しかし、スコットランド出身のルイス・キャパルディですが、なんでイギリスって国はこう次から次へと胸を打つようなシンガーが出てくるのでしょう。アデルもそうだし、サム・スミスもそうだし、エド・シーランもそう。しかも、みんな10代とか20歳で頭角を出してるんだから恐るべしですよ。

昨日、発売されたエドの最新作はもろヒップホップですが、ルイスに関しては、そんなブラックミュージックへの傾倒は皆無のようです。が、エドと同じように、決してイケメンではないルイスですけど...。まだ、エド・シーランの方が可愛げな愛嬌のある顔をしているのに対して、ルイスは...。
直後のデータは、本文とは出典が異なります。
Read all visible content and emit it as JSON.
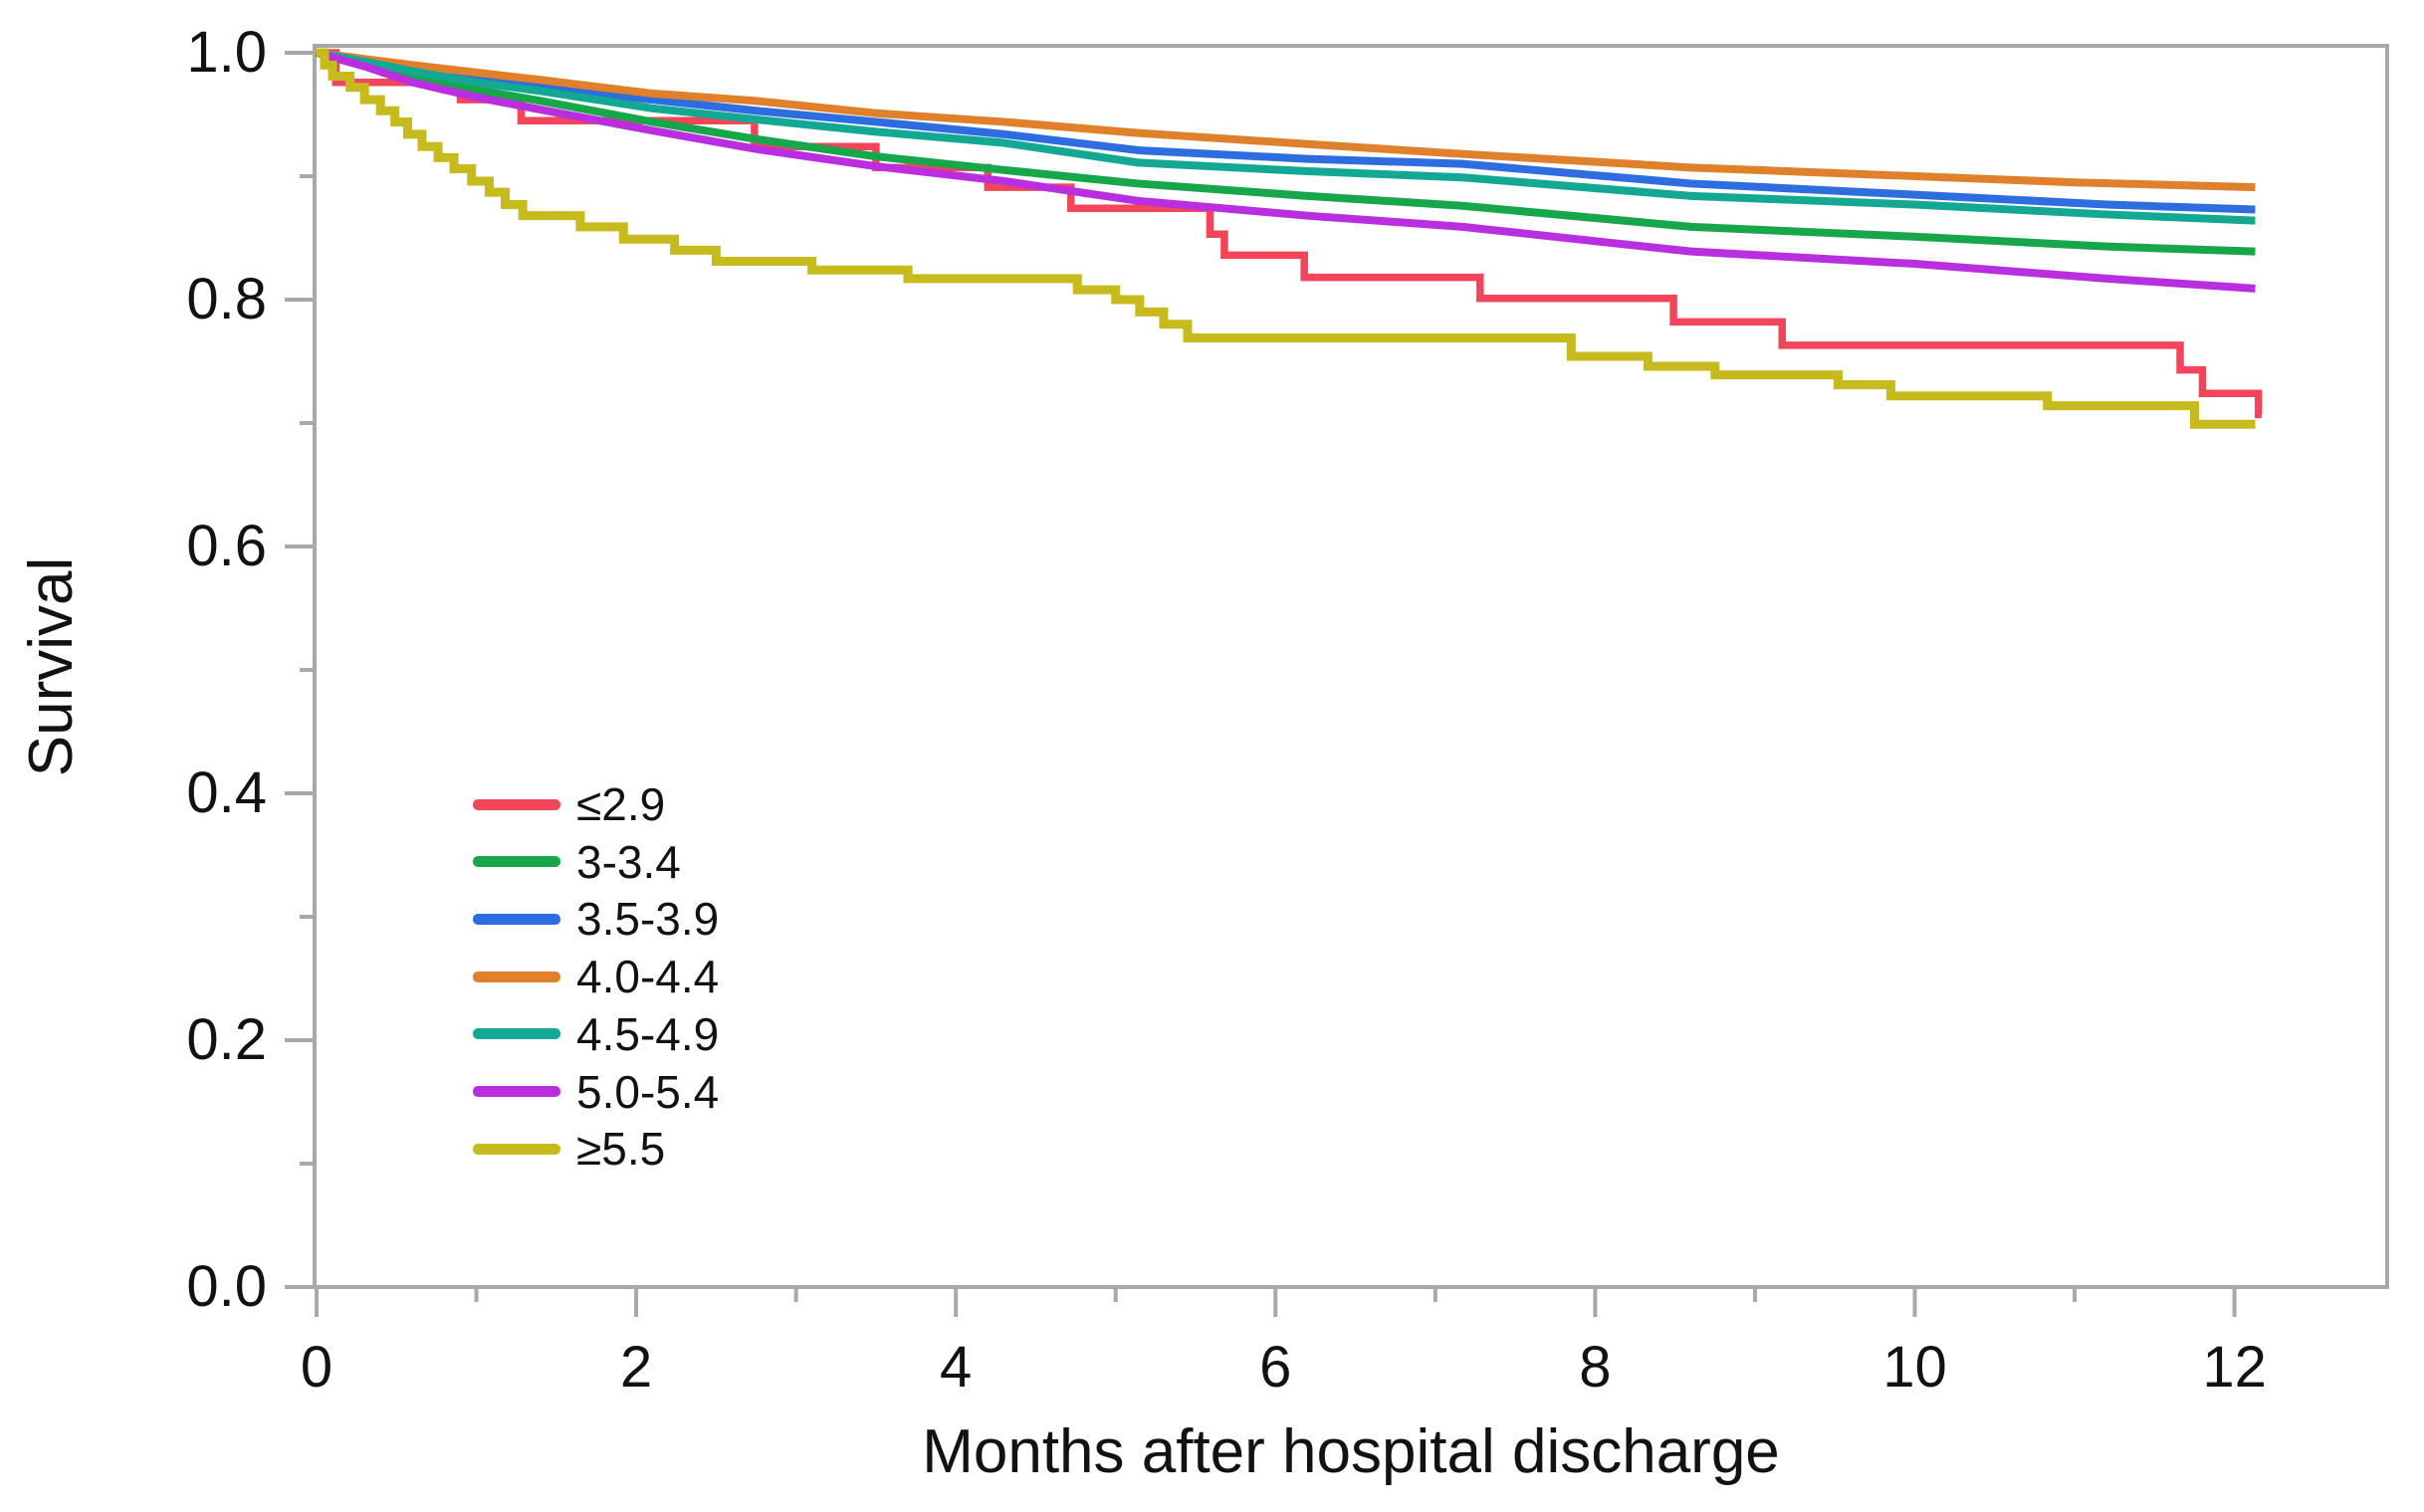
{
  "page": {
    "background": "#ffffff"
  },
  "colors": {
    "red": "#f2455a",
    "green": "#17a74a",
    "blue": "#2e6de0",
    "orange": "#e0802a",
    "teal": "#12a893",
    "magenta": "#b92fe0",
    "yellow": "#c6ba1d",
    "axis": "#a8a8a8",
    "text": "#121212"
  },
  "axes": {
    "x": {
      "title": "Months after hospital discharge",
      "min": 0,
      "max": 12.95,
      "major_ticks": [
        {
          "value": 0,
          "label": "0"
        },
        {
          "value": 2,
          "label": "2"
        },
        {
          "value": 4,
          "label": "4"
        },
        {
          "value": 6,
          "label": "6"
        },
        {
          "value": 8,
          "label": "8"
        },
        {
          "value": 10,
          "label": "10"
        },
        {
          "value": 12,
          "label": "12"
        }
      ],
      "minor_ticks": [
        1,
        3,
        5,
        7,
        9,
        11
      ]
    },
    "y": {
      "title": "Survival",
      "min": 0.0,
      "max": 1.006,
      "major_ticks": [
        {
          "value": 1.0,
          "label": "1.0"
        },
        {
          "value": 0.8,
          "label": "0.8"
        },
        {
          "value": 0.6,
          "label": "0.6"
        },
        {
          "value": 0.4,
          "label": "0.4"
        },
        {
          "value": 0.2,
          "label": "0.2"
        },
        {
          "value": 0.0,
          "label": "0.0"
        }
      ],
      "minor_ticks": [
        0.9,
        0.7,
        0.5,
        0.3,
        0.1
      ]
    }
  },
  "legend": {
    "items": [
      {
        "label": "≤2.9",
        "color": "#f2455a"
      },
      {
        "label": "3-3.4",
        "color": "#17a74a"
      },
      {
        "label": "3.5-3.9",
        "color": "#2e6de0"
      },
      {
        "label": "4.0-4.4",
        "color": "#e0802a"
      },
      {
        "label": "4.5-4.9",
        "color": "#12a893"
      },
      {
        "label": "5.0-5.4",
        "color": "#b92fe0"
      },
      {
        "label": "≥5.5",
        "color": "#c6ba1d"
      }
    ]
  },
  "chart_data": {
    "type": "line",
    "subtype": "kaplan_meier_step_survival",
    "title": "",
    "xlabel": "Months after hospital discharge",
    "ylabel": "Survival",
    "xlim": [
      0,
      12.95
    ],
    "ylim": [
      0,
      1.006
    ],
    "x_units": "months",
    "grid": false,
    "legend_position": "inside-left-lower-middle",
    "series": [
      {
        "name": "≤2.9",
        "color": "#f2455a",
        "style": "step",
        "width": 7.5,
        "steps": [
          [
            1.0,
            0.12
          ],
          [
            0.976,
            0.9
          ],
          [
            0.962,
            1.28
          ],
          [
            0.945,
            2.74
          ],
          [
            0.924,
            3.5
          ],
          [
            0.907,
            4.2
          ],
          [
            0.891,
            4.72
          ],
          [
            0.874,
            5.59
          ],
          [
            0.853,
            5.68
          ],
          [
            0.836,
            6.18
          ],
          [
            0.818,
            7.28
          ],
          [
            0.801,
            8.49
          ],
          [
            0.782,
            9.17
          ],
          [
            0.763,
            11.66
          ],
          [
            0.743,
            11.8
          ],
          [
            0.724,
            12.15
          ],
          [
            0.707,
            12.17
          ]
        ]
      },
      {
        "name": "3-3.4",
        "color": "#17a74a",
        "style": "smooth",
        "width": 8,
        "points": [
          [
            0,
            1.0
          ],
          [
            0.3,
            0.991
          ],
          [
            0.6,
            0.981
          ],
          [
            1.0,
            0.97
          ],
          [
            1.4,
            0.961
          ],
          [
            2.1,
            0.944
          ],
          [
            2.75,
            0.93
          ],
          [
            3.5,
            0.916
          ],
          [
            4.3,
            0.905
          ],
          [
            5.14,
            0.894
          ],
          [
            6.2,
            0.884
          ],
          [
            7.17,
            0.876
          ],
          [
            8.6,
            0.859
          ],
          [
            10.0,
            0.851
          ],
          [
            11.2,
            0.843
          ],
          [
            12.13,
            0.839
          ]
        ]
      },
      {
        "name": "3.5-3.9",
        "color": "#2e6de0",
        "style": "smooth",
        "width": 8,
        "points": [
          [
            0,
            1.0
          ],
          [
            0.3,
            0.994
          ],
          [
            0.6,
            0.988
          ],
          [
            1.0,
            0.979
          ],
          [
            1.4,
            0.973
          ],
          [
            2.1,
            0.962
          ],
          [
            2.75,
            0.953
          ],
          [
            3.5,
            0.944
          ],
          [
            4.3,
            0.934
          ],
          [
            5.14,
            0.921
          ],
          [
            6.2,
            0.914
          ],
          [
            7.17,
            0.91
          ],
          [
            8.6,
            0.894
          ],
          [
            10.0,
            0.885
          ],
          [
            11.2,
            0.877
          ],
          [
            12.13,
            0.873
          ]
        ]
      },
      {
        "name": "4.0-4.4",
        "color": "#e0802a",
        "style": "smooth",
        "width": 8,
        "points": [
          [
            0,
            1.0
          ],
          [
            0.3,
            0.995
          ],
          [
            0.6,
            0.99
          ],
          [
            1.0,
            0.984
          ],
          [
            1.4,
            0.978
          ],
          [
            2.1,
            0.967
          ],
          [
            2.75,
            0.961
          ],
          [
            3.5,
            0.951
          ],
          [
            4.3,
            0.944
          ],
          [
            5.14,
            0.935
          ],
          [
            6.2,
            0.926
          ],
          [
            7.17,
            0.918
          ],
          [
            8.6,
            0.907
          ],
          [
            10.0,
            0.9
          ],
          [
            11.0,
            0.895
          ],
          [
            12.13,
            0.891
          ]
        ]
      },
      {
        "name": "4.5-4.9",
        "color": "#12a893",
        "style": "smooth",
        "width": 8,
        "points": [
          [
            0,
            1.0
          ],
          [
            0.3,
            0.993
          ],
          [
            0.6,
            0.985
          ],
          [
            1.0,
            0.976
          ],
          [
            1.4,
            0.969
          ],
          [
            2.1,
            0.955
          ],
          [
            2.75,
            0.946
          ],
          [
            3.5,
            0.936
          ],
          [
            4.3,
            0.927
          ],
          [
            5.14,
            0.911
          ],
          [
            6.2,
            0.904
          ],
          [
            7.17,
            0.899
          ],
          [
            8.6,
            0.884
          ],
          [
            10.0,
            0.877
          ],
          [
            11.2,
            0.869
          ],
          [
            12.13,
            0.864
          ]
        ]
      },
      {
        "name": "5.0-5.4",
        "color": "#b92fe0",
        "style": "smooth",
        "width": 8,
        "points": [
          [
            0,
            1.0
          ],
          [
            0.3,
            0.989
          ],
          [
            0.6,
            0.976
          ],
          [
            1.0,
            0.964
          ],
          [
            1.4,
            0.954
          ],
          [
            2.1,
            0.937
          ],
          [
            2.75,
            0.922
          ],
          [
            3.5,
            0.908
          ],
          [
            4.3,
            0.896
          ],
          [
            5.14,
            0.88
          ],
          [
            6.2,
            0.868
          ],
          [
            7.17,
            0.859
          ],
          [
            8.6,
            0.839
          ],
          [
            10.0,
            0.829
          ],
          [
            11.2,
            0.817
          ],
          [
            12.13,
            0.809
          ]
        ]
      },
      {
        "name": "≥5.5",
        "color": "#c6ba1d",
        "style": "step",
        "width": 9,
        "steps": [
          [
            1.0,
            0.05
          ],
          [
            0.99,
            0.1
          ],
          [
            0.981,
            0.21
          ],
          [
            0.972,
            0.3
          ],
          [
            0.962,
            0.4
          ],
          [
            0.953,
            0.49
          ],
          [
            0.944,
            0.57
          ],
          [
            0.934,
            0.66
          ],
          [
            0.924,
            0.76
          ],
          [
            0.915,
            0.86
          ],
          [
            0.906,
            0.97
          ],
          [
            0.896,
            1.08
          ],
          [
            0.887,
            1.18
          ],
          [
            0.877,
            1.29
          ],
          [
            0.868,
            1.65
          ],
          [
            0.859,
            1.92
          ],
          [
            0.849,
            2.24
          ],
          [
            0.84,
            2.5
          ],
          [
            0.831,
            3.1
          ],
          [
            0.824,
            3.7
          ],
          [
            0.817,
            4.76
          ],
          [
            0.808,
            5.0
          ],
          [
            0.8,
            5.15
          ],
          [
            0.79,
            5.3
          ],
          [
            0.78,
            5.45
          ],
          [
            0.769,
            7.85
          ],
          [
            0.754,
            8.33
          ],
          [
            0.746,
            8.75
          ],
          [
            0.739,
            9.52
          ],
          [
            0.731,
            9.85
          ],
          [
            0.722,
            10.83
          ],
          [
            0.714,
            11.75
          ],
          [
            0.699,
            12.13
          ]
        ]
      }
    ]
  }
}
まあ、ノエルに「てめえの天下なんか15分ももたねぇよ!」とディスられ、「ヤベエ、ノエルにディスられた!やっほ~い!」と大はしゃぎしているルイス。それを受けて、ノエルの娘が将来ルイス・キャパルディみたいになりたいと言い出したら「あんなヤッコさんみたいなルックスになるのはオレ様が許さねえ!」とまたもやディスったりと...。イギリスって、こういう話題、好きだよねぇ。あ、日本も変わらないか...。

 

デビューアルバムのジャケットでいきなり黄昏ちゃってたり、お前のその中年太りみたいな腹はどうにかなんねぇのか!とイジられたりしながら、歌ではしっかり泣かせてくれるルイス。日本でも米津やあいみょんが注目され始めてからどんどん垢抜けていってるように、そのうちルイスもエドみたいになる日が来るのかなぁ。いやぁ...、どうだろう。どこか優男的な印象が拭えないので、かつてのダニエル・パウターやジェームス・ブラントみたいに一発屋で終わる確率が濃厚な気もします...。